I am the Eminent Scholar Chaired Associate Professor of Computer Science in FIU's Knight Foundation School of Computing and Information Sciences.
Research Interests
I study the science of narrative, including understanding the relationship between narrative, cognition, and culture, developing new methods and techniques for investigating questions related to language and narrative, and endowing machines with the ability to understand and use narratives for a variety of applications.
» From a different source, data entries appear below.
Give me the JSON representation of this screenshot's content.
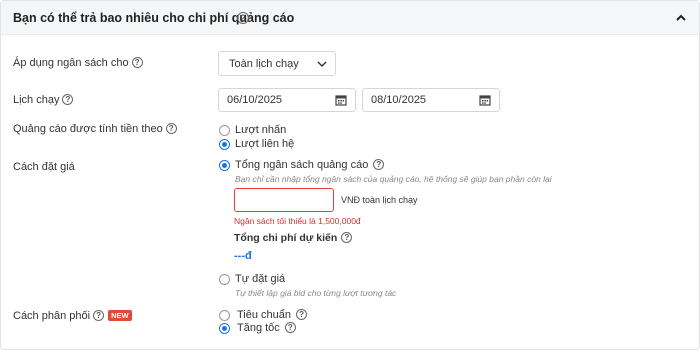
{
  "header": {
    "title": "Bạn có thể trả bao nhiêu cho chi phí quảng cáo",
    "help_icon": "question-circle-icon",
    "collapse_icon": "chevron-up-icon"
  },
  "budget_scope": {
    "label": "Áp dụng ngân sách cho",
    "selected": "Toàn lịch chạy"
  },
  "schedule": {
    "label": "Lịch chạy",
    "start_date": "06/10/2025",
    "end_date": "08/10/2025"
  },
  "billing": {
    "label": "Quảng cáo được tính tiền theo",
    "options": [
      "Lượt nhấn",
      "Lượt liên hệ"
    ],
    "selected_index": 1
  },
  "bidding": {
    "label": "Cách đặt giá",
    "total_budget": {
      "label": "Tổng ngân sách quảng cáo",
      "hint": "Bạn chỉ cần nhập tổng ngân sách của quảng cáo, hệ thống sẽ giúp bạn phần còn lại",
      "input_value": "",
      "unit": "VNĐ toàn lịch chạy",
      "error": "Ngân sách tối thiểu là 1,500,000đ",
      "estimate_label": "Tổng chi phí dự kiến",
      "estimate_value": "---đ"
    },
    "manual": {
      "label": "Tự đặt giá",
      "hint": "Tự thiết lập giá bid cho từng lượt tương tác"
    },
    "selected": "total_budget"
  },
  "delivery": {
    "label": "Cách phân phối",
    "badge": "NEW",
    "options": [
      "Tiêu chuẩn",
      "Tăng tốc"
    ],
    "selected_index": 1
  },
  "colors": {
    "accent": "#1a73e8",
    "error": "#d0312d",
    "badge": "#e8453c"
  }
}
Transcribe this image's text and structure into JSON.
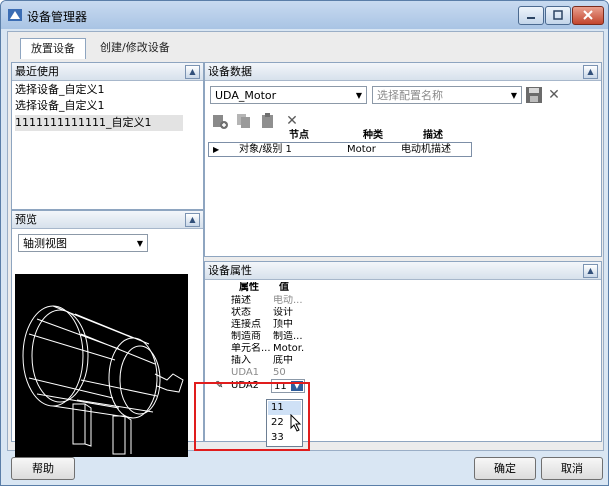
{
  "window": {
    "title": "设备管理器"
  },
  "tabs": [
    {
      "label": "放置设备",
      "active": true
    },
    {
      "label": "创建/修改设备",
      "active": false
    }
  ],
  "recent": {
    "title": "最近使用",
    "items": [
      "选择设备_自定义1",
      "选择设备_自定义1",
      "1111111111111_自定义1"
    ]
  },
  "preview": {
    "title": "预览",
    "view_select": "轴测视图"
  },
  "device_data": {
    "title": "设备数据",
    "device_select": "UDA_Motor",
    "config_placeholder": "选择配置名称",
    "columns": [
      "节点",
      "种类",
      "描述"
    ],
    "row": {
      "node": "对象/级别 1",
      "kind": "Motor",
      "desc": "电动机描述"
    }
  },
  "properties": {
    "title": "设备属性",
    "col_attr": "属性",
    "col_value": "值",
    "rows": [
      {
        "name": "描述",
        "value": "电动..."
      },
      {
        "name": "状态",
        "value": "设计"
      },
      {
        "name": "连接点",
        "value": "顶中"
      },
      {
        "name": "制造商",
        "value": "制造..."
      },
      {
        "name": "单元名...",
        "value": "Motor..."
      },
      {
        "name": "插入",
        "value": "底中"
      },
      {
        "name": "UDA1",
        "value": "50"
      }
    ],
    "edit_row": {
      "name": "UDA2",
      "value": "11"
    },
    "dropdown_options": [
      "11",
      "22",
      "33"
    ]
  },
  "buttons": {
    "help": "帮助",
    "ok": "确定",
    "cancel": "取消"
  },
  "colors": {
    "highlight": "#e01d1d",
    "title_bar": "#a9c4e4"
  }
}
Key problems I have addressed so far include: extracting high-level narrative structure from sets of stories; techniques for discourse processing; temporal information extraction; general natural language processing; the creation, annotation, and manipulation of language resources; and collecting richly annotated corpora of stories. My research intersects computational linguistics, artificial intelligence, cognitive science, computational social science, and the digital humanities.
Brief Bio
I received my Ph.D. in Computer Science from MIT in 2012 under the supervision of Professor Patrick H. Winston. Following that, I was a Research Scientist in the MIT Computer Science and Artificial Intelligence Laboratory for 2½ years. I received my S.M. in 2001 from MIT, and the B.S. in 1998 from the University of Michigan, both in Electrical Engineering. I received promotion and tenure in Summer of 2020. While at FIU my work has been funded by NSF, NIH, ONR, DARPA, DHS, and IBM.